The following snippet shows you how to roll back the nginx application to version 1.26:

import io.fabric8.kubernetes.client.KubernetesClientBuilder;

public class RollbackNginx {
  public static void main(String[] args) {
    try (var client = new KubernetesClientBuilder().build()) {
      client.apps().deployments().inNamespace("default").withName("nginx")
        .rolling().undo();
    }
  }
}

In this example, we use the rolling().undo() method to roll back the nginx application to the previous version. Kubernetes will automatically scale up the old ReplicaSet while scaling down the new ReplicaSet.

Pausing and Resuming the Rolling Update

Kubernetes provides the means to pause rollouts to prevent further changes to the Deployment's ReplicaSet. This can be useful in case you want to apply multiple fixes between a pause and resume without triggering rollouts in between.

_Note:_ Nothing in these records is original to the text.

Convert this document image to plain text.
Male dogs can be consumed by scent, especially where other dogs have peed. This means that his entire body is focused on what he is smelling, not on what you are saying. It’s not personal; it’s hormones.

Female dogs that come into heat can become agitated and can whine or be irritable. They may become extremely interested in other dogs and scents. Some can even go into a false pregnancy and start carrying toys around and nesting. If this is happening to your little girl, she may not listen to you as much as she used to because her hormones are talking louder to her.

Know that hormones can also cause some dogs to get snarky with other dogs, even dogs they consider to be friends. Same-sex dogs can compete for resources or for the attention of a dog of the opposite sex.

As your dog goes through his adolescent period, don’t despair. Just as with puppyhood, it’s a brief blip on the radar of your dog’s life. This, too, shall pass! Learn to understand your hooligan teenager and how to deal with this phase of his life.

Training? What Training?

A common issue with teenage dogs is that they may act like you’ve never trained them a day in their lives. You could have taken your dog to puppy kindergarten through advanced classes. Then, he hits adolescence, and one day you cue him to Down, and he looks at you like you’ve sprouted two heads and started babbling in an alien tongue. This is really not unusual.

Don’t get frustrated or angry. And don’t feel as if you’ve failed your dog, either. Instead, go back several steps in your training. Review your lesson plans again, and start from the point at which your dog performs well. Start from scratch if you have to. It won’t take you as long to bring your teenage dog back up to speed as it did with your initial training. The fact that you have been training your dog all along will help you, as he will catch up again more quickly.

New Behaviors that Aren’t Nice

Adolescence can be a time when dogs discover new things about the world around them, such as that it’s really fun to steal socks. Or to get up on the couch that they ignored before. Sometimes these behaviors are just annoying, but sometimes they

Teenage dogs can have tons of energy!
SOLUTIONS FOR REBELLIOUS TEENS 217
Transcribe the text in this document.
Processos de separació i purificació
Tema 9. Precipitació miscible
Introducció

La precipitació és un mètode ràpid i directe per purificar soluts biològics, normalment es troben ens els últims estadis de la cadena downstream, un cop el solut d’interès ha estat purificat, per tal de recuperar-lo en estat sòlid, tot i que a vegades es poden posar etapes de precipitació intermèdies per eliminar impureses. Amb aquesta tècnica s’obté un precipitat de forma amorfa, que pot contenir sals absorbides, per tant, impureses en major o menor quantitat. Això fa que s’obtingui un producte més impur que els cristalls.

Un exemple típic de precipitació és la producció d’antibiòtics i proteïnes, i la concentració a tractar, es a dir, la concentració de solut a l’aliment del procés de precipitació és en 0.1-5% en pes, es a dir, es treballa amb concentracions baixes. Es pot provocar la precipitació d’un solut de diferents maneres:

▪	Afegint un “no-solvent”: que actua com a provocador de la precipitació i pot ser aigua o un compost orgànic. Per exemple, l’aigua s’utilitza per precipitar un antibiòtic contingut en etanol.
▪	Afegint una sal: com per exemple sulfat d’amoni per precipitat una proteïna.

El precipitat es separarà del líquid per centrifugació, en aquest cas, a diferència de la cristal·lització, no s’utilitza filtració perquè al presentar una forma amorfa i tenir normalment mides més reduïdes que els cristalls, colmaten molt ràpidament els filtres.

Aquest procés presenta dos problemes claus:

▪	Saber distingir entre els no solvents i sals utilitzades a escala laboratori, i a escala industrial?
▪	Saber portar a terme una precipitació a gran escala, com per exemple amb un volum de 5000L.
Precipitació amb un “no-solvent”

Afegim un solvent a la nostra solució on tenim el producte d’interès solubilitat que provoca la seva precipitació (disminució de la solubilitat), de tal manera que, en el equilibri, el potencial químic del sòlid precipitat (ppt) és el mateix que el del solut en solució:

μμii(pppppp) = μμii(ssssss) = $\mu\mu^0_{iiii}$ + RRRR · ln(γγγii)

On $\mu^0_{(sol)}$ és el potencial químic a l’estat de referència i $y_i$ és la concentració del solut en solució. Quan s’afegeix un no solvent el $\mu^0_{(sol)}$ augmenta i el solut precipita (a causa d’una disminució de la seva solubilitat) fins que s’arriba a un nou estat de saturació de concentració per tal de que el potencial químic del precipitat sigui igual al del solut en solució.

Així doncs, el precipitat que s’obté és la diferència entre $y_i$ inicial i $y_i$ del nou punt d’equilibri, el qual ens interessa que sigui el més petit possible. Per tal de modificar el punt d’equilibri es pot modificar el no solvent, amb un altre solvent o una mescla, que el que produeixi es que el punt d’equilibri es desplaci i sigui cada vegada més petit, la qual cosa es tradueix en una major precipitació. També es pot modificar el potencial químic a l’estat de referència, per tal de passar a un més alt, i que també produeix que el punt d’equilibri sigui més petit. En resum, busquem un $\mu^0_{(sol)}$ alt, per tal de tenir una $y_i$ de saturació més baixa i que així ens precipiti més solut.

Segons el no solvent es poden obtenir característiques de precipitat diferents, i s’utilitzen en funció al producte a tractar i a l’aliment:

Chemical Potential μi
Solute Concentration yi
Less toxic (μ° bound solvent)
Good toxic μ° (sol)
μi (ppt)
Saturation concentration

The following snippet shows you how to pause rolling updates for the nginx application:

import io.fabric8.kubernetes.client.KubernetesClientBuilder;

public class PauseNginx {
  public static void main(String[] args) {
    try (var client = new KubernetesClientBuilder().build()) {
      client.apps().deployments().inNamespace("default").withName("nginx")
        .rolling().pause();
    }
  }
}

In this example, we use the rolling().pause() method to pause the rolling updates for the nginx application.

Whatever changes we apply to the Deployment will not trigger a rollout until we resume the rolling updates.

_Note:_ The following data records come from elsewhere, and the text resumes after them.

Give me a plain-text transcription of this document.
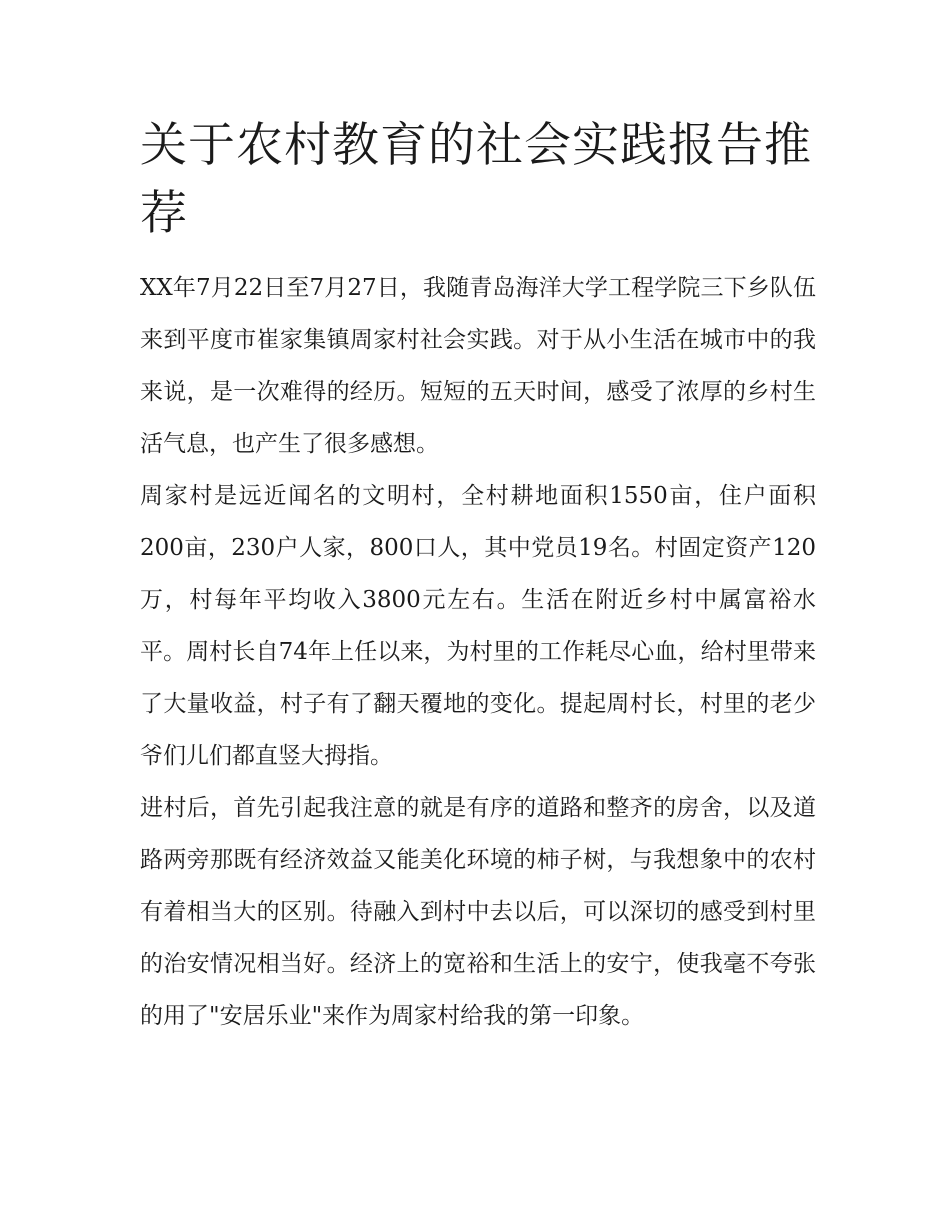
关于农村教育的社会实践报告推荐

XX年7月22日至7月27日，我随青岛海洋大学工程学院三下乡队伍来到平度市崔家集镇周家村社会实践。对于从小生活在城市中的我来说，是一次难得的经历。短短的五天时间，感受了浓厚的乡村生活气息，也产生了很多感想。

周家村是远近闻名的文明村，全村耕地面积1550亩，住户面积200亩，230户人家，800口人，其中党员19名。村固定资产120万，村每年平均收入3800元左右。生活在附近乡村中属富裕水平。周村长自74年上任以来，为村里的工作耗尽心血，给村里带来了大量收益，村子有了翻天覆地的变化。提起周村长，村里的老少爷们儿们都直竖大拇指。

进村后，首先引起我注意的就是有序的道路和整齐的房舍，以及道路两旁那既有经济效益又能美化环境的柿子树，与我想象中的农村有着相当大的区别。待融入到村中去以后，可以深切的感受到村里的治安情况相当好。经济上的宽裕和生活上的安宁，使我毫不夸张的用了"安居乐业"来作为周家村给我的第一印象。
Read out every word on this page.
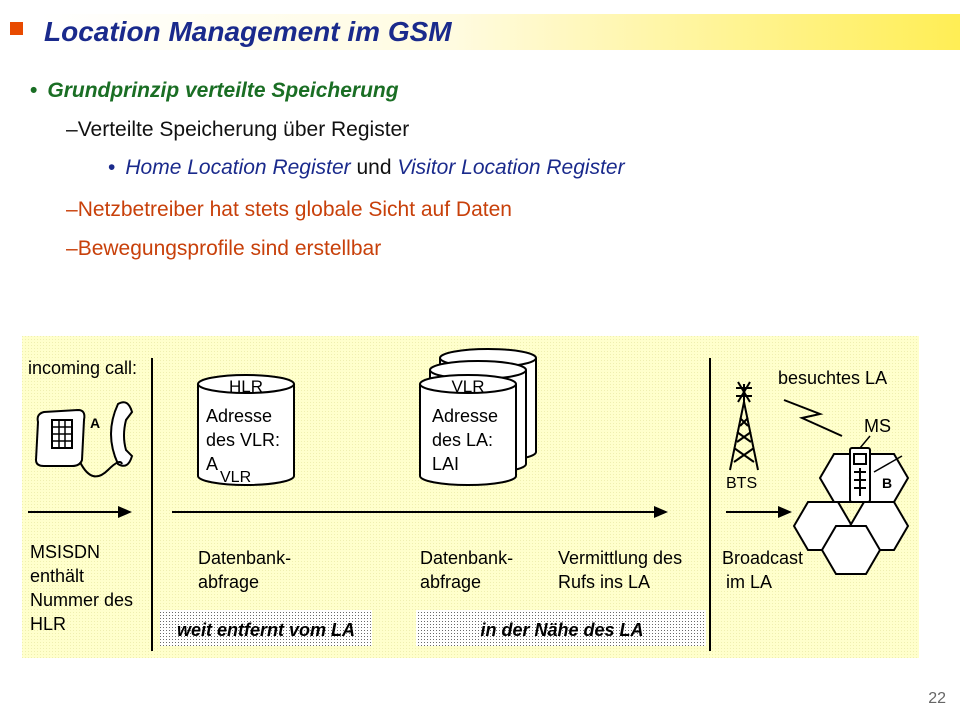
Location Management im GSM
• Grundprinzip verteilte Speicherung
–Verteilte Speicherung über Register
• Home Location Register und Visitor Location Register
–Netzbetreiber hat stets globale Sicht auf Daten
–Bewegungsprofile sind erstellbar
incoming call:
A
HLR
Adresse
des VLR:
A
VLR
VLR
Adresse
des LA:
LAI
BTS
besuchtes LA
MS
B
MSISDN
enthält
Nummer des
HLR
Datenbank-
abfrage
Datenbank-
abfrage
Vermittlung des
Rufs ins LA
Broadcast
im LA
weit entfernt vom LA	in der Nähe des LA
22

The following snippet shows you how to resume rolling updates for the nginx application:

import io.fabric8.kubernetes.client.KubernetesClientBuilder;

public class ResumeNginx {
  public static void main(String[] args) {
    try (var client = new KubernetesClientBuilder().build()) {
      client.apps().deployments().inNamespace("default").withName("nginx")
        .rolling().resume();
    }
  }
}

In this example, we use the rolling().resume() method to resume the rolling updates for the nginx application.

Conclusion

Kubernetes provides a powerful feature called Rolling Updates that allows you to update your application without downtime. Leveraging the Fabric8 Kubernetes Client, you can easily perform Rolling Updates from Java, ensuring your services remain available during the update process.

In this post, we've seen how to deploy an application, update its version, roll back to a previous version, and pause and resume the Rolling Update process. You can find the complete source code for this post on GitHub. The Fabric8 Kubernetes Client provides a simple and intuitive API to interact with Kubernetes resources, making it easy to manage your applications from Java.